Challamel (p. 125-131).

CHAPITRE XXI

L’ADMINISTRATION


Dans nos possessions de l’Inde, le régime administratif est resté le même depuis Colbert, avec cette nuance que l’État s’est borné à protéger tant qu’a subsisté la Compagnie française, créée par Richelieu en 1642, et qu’il a dirigé à partir de la dissolution de cette Compagnie que Colbert lui-même, en 1664, reconstitua sur de nouvelles bases.

L’administration fut d’abord exercée par des agents commerciaux qui établirent leur siège à Surate en 1668. Le directeur Caron ne réussit point ; il s’empara de Trinquemale, dans l’île de Ceylan ; mais, harcelé par les Hollandais, il repassa sur le continent et se fixa dans la ville hollandaise de Saint-Thomé qu’il fut bientôt contraint de restituer à ses premiers occupants.

Le successeur de Caron, François Martin, eut l’idée de réunir les débris de la colonie et vint s’installer avec une centaine de personnes sur le territoire de Pondichéry qu’il acquit à beaux deniers comptants du souverain légitime. Grâce à son habile et sage direction, la ville prospéra jusqu’en 1693 où elle fut attaquée et prise par les Hollandais.

En vertu du traité signé à Ryswicq, le 20 septembre 1697, notre propriété nous fut restituée. Je dis propriété, parce que le prix d’acquisition en avait été payé par des Français. De cette époque date sa classification dans l’empire colonial de la France. Le premier gouverneur général fut François Martin ; le gouvernement métropolitain fit preuve de justice et de haute intelligence en nommant l’ancien directeur à ce poste éminent.

Nos éternelles querelles avec l’Angleterre, en amenant des cessions et des rétrocessions réitérées, rendirent très-irrégulière l’administration qui atteignit à un haut degré de prospérité sous l’impulsion de deux hommes de génie : Martin, que je viens de citer, et l’un de ses successeurs, Dupleix.

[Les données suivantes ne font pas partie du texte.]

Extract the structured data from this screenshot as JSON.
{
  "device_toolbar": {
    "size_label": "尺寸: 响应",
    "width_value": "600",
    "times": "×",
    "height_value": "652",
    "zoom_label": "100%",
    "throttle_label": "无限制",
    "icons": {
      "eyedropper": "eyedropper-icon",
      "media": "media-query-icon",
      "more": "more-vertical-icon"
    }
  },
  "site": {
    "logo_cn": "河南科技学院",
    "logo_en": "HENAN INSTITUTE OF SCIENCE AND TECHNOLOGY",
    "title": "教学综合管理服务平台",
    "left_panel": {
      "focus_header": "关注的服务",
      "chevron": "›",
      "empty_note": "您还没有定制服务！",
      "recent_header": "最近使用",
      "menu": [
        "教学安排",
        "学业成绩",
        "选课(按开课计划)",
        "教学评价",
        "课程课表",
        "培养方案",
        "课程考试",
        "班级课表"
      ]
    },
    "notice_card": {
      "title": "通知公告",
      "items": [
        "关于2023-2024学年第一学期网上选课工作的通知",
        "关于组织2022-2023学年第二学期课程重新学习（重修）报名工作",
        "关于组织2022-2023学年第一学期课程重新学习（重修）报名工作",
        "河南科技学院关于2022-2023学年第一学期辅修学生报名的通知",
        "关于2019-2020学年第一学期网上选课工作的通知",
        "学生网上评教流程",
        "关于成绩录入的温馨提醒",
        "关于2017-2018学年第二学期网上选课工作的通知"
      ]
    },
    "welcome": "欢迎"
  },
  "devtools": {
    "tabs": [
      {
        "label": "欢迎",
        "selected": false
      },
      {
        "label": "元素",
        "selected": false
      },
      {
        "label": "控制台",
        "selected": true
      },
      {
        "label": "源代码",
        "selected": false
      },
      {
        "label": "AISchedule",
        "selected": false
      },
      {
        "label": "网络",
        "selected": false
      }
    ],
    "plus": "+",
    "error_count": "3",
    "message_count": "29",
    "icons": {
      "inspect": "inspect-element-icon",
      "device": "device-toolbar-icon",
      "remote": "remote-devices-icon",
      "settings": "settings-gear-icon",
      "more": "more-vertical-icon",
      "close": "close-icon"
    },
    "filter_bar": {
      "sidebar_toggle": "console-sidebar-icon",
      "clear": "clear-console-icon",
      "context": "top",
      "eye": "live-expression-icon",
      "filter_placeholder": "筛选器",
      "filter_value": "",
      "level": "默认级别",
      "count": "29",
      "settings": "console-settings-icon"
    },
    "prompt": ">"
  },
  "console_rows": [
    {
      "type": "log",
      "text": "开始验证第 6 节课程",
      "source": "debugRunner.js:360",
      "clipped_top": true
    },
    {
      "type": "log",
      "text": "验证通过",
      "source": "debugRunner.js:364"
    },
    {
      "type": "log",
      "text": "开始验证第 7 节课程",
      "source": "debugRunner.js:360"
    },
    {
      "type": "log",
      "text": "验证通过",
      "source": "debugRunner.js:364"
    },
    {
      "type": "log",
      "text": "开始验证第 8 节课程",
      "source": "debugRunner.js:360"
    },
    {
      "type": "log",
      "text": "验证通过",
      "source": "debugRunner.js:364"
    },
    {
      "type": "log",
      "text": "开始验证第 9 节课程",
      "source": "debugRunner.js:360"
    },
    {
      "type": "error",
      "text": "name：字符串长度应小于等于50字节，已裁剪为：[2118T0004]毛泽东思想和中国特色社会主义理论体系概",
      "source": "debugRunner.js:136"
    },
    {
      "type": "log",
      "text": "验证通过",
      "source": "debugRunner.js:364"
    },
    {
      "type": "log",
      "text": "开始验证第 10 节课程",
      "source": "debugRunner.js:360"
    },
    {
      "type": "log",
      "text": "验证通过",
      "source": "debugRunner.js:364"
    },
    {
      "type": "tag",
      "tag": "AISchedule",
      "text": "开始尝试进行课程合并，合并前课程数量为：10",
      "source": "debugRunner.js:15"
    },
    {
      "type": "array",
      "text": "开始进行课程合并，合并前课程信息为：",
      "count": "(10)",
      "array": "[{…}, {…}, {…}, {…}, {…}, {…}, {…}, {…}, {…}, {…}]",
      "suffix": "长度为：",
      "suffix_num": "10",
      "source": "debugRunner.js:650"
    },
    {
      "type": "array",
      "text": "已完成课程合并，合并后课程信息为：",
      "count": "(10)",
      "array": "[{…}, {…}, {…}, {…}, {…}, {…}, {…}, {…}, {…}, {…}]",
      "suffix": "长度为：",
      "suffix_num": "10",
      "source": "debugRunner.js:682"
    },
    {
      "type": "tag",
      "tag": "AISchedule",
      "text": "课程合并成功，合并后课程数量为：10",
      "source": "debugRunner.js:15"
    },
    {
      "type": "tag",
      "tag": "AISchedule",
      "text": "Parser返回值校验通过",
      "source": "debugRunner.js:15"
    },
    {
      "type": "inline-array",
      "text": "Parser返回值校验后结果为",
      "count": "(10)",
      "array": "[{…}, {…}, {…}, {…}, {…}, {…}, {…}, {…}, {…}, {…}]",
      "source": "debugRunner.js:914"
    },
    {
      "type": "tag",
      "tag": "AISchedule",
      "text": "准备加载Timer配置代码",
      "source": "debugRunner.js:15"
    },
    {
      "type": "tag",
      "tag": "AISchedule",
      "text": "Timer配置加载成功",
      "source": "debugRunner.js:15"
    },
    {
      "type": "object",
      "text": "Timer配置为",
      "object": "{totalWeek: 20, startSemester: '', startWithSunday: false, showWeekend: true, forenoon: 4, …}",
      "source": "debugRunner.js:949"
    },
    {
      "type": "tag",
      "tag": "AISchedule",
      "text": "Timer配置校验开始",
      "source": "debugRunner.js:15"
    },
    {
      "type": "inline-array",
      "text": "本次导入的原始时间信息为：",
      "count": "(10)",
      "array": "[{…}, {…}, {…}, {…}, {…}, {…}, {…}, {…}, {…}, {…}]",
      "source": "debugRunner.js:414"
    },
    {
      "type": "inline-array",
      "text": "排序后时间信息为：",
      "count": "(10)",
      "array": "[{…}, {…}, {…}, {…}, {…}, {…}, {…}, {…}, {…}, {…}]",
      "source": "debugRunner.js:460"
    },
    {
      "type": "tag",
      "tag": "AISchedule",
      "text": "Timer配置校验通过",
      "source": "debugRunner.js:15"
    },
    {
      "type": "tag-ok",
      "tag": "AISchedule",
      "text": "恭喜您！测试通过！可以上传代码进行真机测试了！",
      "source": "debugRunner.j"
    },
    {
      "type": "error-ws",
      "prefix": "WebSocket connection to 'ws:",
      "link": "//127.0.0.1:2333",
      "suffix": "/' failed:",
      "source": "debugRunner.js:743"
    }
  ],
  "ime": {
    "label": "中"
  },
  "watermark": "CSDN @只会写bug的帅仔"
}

Ce dernier était un esprit ardent fait d’initiative et d’audace. Il avait les qualités d’un soldat quoiqu’il n’eût étudié que le commerce. Il eut à soutenir de terribles guerres contre les Anglais aux ordres des généraux Clive et Warren Hastings alliés aux Marhattes et aux rois du Mysore et du Tanjaour.

Dupleix avait étendu notre domination sur les provinces de Monfanagar, d’Ellour, de Chicakal et de Rajamandri, sur l’île de Seringam, sur le territoire de Karikal, en un mot sur toute la côte d’Orix et la partie de l’Inde située au sud du Godavery. Le Grand Mogol l’avait fait nabab de Carnate ; les rajahs d’Arcate et du Deccan avaient sollicité son protectorat.

Il était admirablement secondé. Son armée était commandée par un héros, le marquis de Bussy, qui mourut en 1785, gouverneur général de la colonie conquise par ses armes. Dupleix avait à côté de lui une femme admirable, la sienne, Jeanne de Castro, créole espagnole d’une beauté presque merveilleuse, douée d’un esprit prévoyant et éclairé, d’un jugement sûr, parlant et écrivant avec la même facilité tous les dialectes de l’Inde, et Dieu sait si le nombre en est grand.

Les éclatantes victoires du marquis de Bussy nous livrèrent deux cents lieues de côtes et portèrent la limite de nos possessions jusqu’à la frontière du Bengale. Dupleix dut à sa femme, qui a rendu à jamais immortel son titre de Johanna Begum (la princesse Jeanne), des succès diplomatiques qui auraient assuré l’autorité française dans toute l’Inde, si, en refusant d’envoyer des subsides et des soldats à Bussy et à Dupleix, le cabinet de Versailles ne s’était rendu le complice des ennemis de la France.

Une lutte incessante contre des forces décuples et sans cesse renouvelées, alors qu’on ne reçoit ni hommes, ni argent, ni munitions, aboutit fatalement à une catastrophe. Elle fut retardée par Bussy. Mais Dupleix fut brutalement révoqué et son successeur s’empressa de traiter, par ordre, avec les Anglais. Ainsi une évidente trahison de la cour de Louis XV nous coûta toutes nos conquêtes.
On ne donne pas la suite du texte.